Intervention de François-Michel Lambert

Réunion du 15 janvier 2013 à 16h15
Commission du développement durable et de l'aménagement du territoire

Photo issue du site de l'Assemblée nationale ou de WikipediaFrançois-Michel Lambert :

Vous auriez pu vous abstenir, monsieur Saddier, de déformer les propos de notre ministre comme vous venez de le faire.

Les commissions d'enquête et les missions d'information constituées après chaque scandale sanitaire ont mis en lumière les mêmes mécanismes, à l'oeuvre depuis plus d'un siècle : des expertises publiques influencées par les liens d'intérêt entretenus par certains experts avec la firme à l'origine du produit ou du médicament incriminé ; des « lanceurs d'alerte », simples citoyens, ouvriers, chercheurs, praticiens, qui ont tiré la sonnette d'alarme bien avant que les pouvoirs publics n'agissent, et qui se sont trouvés en butte à l'intimidation et à la calomnie, « placardisés », voire licenciés.

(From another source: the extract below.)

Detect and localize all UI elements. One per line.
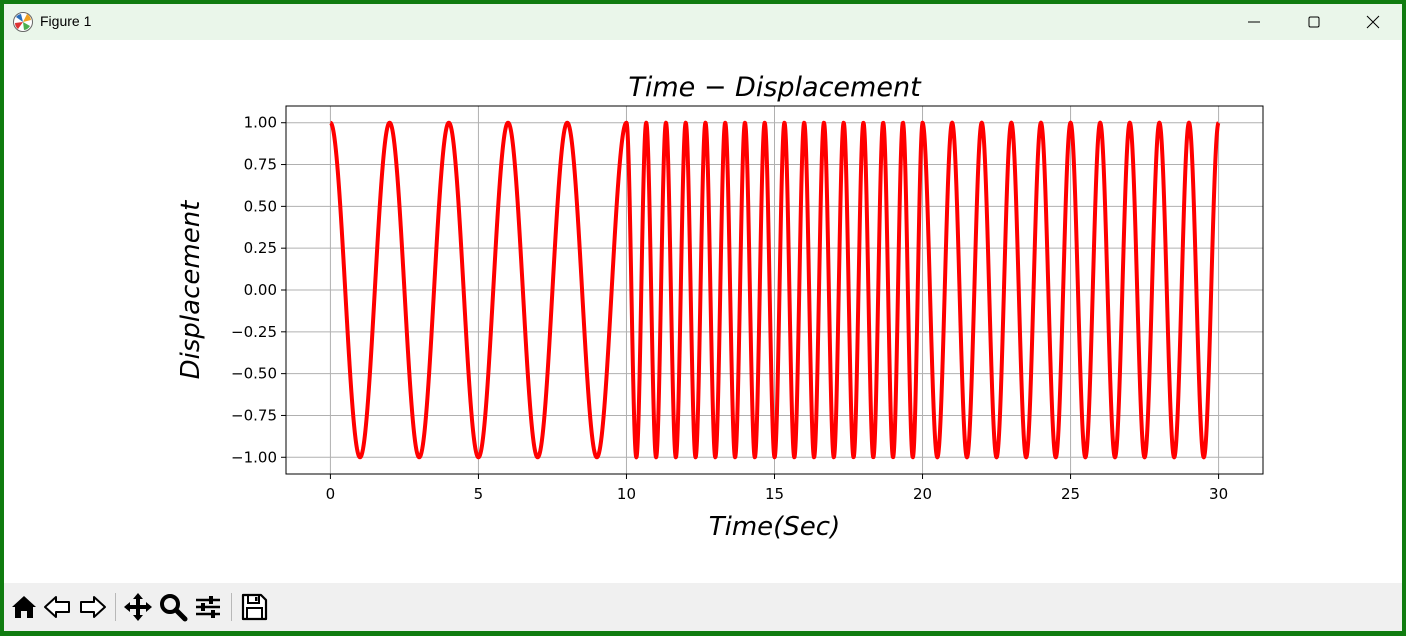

Ce sont ces mécanismes qui expliquent que de simples dysfonctionnements entraînent finalement des pathologies, des décès, une perte de confiance de la société dans la science et dans la politique, et des dommages nécessitant des réparations de plusieurs milliards d'euros. Le but de la proposition de loi est d'assurer que les lieux de décision seront préservés des conflits d'intérêts, que les alertes seront prises en compte et que ceux qui les émettent ne seront pas pénalisés. Le coût d'une Haute Autorité pour l'indépendance de l'expertise, que la proposition de loi prévoyait dans sa rédaction initiale, est à comparer aux centaines de millions que la France engloutit chaque année pour pallier les dégâts des scandales sanitaires.

Le texte adopté au Sénat institue une Commission nationale de la déontologie et de l'alerte en matière de santé et d'environnement, qui pourra notamment émettre et diffuser des recommandations générales sur les principes déontologiques propres à l'expertise ; être consultée sur les codes de déontologie adoptés par les établissements et organismes publics de ces deux secteurs ; transmettre les alertes aux ministres compétents ; identifier les bonnes pratiques et proposer des dispositifs pour le dialogue entre les organismes scientifiques et la société civile sur les procédures d'expertise et sur les règles de déontologie s'y rapportant ; établir un rapport annuel au Parlement et au Gouvernement évaluant les suites données aux avis qu'elle aura rendus.

Un lanceur d'alerte n'est pas quelqu'un qui se serait lui-même investi d'une mission au sein de son entreprise ou de son laboratoire ; c'est un chercheur ou un salarié qui, au hasard de sa vie professionnelle, se trouve confronté à un risque qu'il identifie comme sérieux et qu'il ne parvient pas à faire prendre en compte. Avant l'automne 2011, aucune disposition ne permettait de protéger ces personnes des mesures de rétorsion dont elles sont parfois victimes sur leur lieu de travail. La loi relative au renforcement de la sécurité sanitaire du médicament et des produits de santé, adoptée à la suite du scandale du Mediator, a certes organisé un début de protection, mais sa portée est restreinte : elle vise des produits limitativement définis et ignore les cas d'alerte environnementale. Cette proposition de loi vise donc à combler les lacunes des textes actuellement en vigueur.

Le texte adopté définit le lanceur d'alerte. À l'issue d'une concertation avec les syndicats, il élargit les prérogatives des comités d'hygiène et de sécurité des conditions de travail et étend les obligations d'information à la charge des employeurs. Il renforce le principe de non-discrimination en faveur des lanceurs d'alerte inscrit dans le code du travail et l'introduit dans le code de la santé publique.

Loin d'ouvrir la boîte de Pandore des vocations d'« alerteurs », le texte définit un protocole raisonné d'alerte, sanctionne les dérives et préserve de tous excès passionnels ou médiatiques. Le Sénat en a adopté une version largement remaniée, mais la complexité de sujets touchant aux compétences de quatre ministères nécessite encore un travail auquel nous entendons bien contribuer.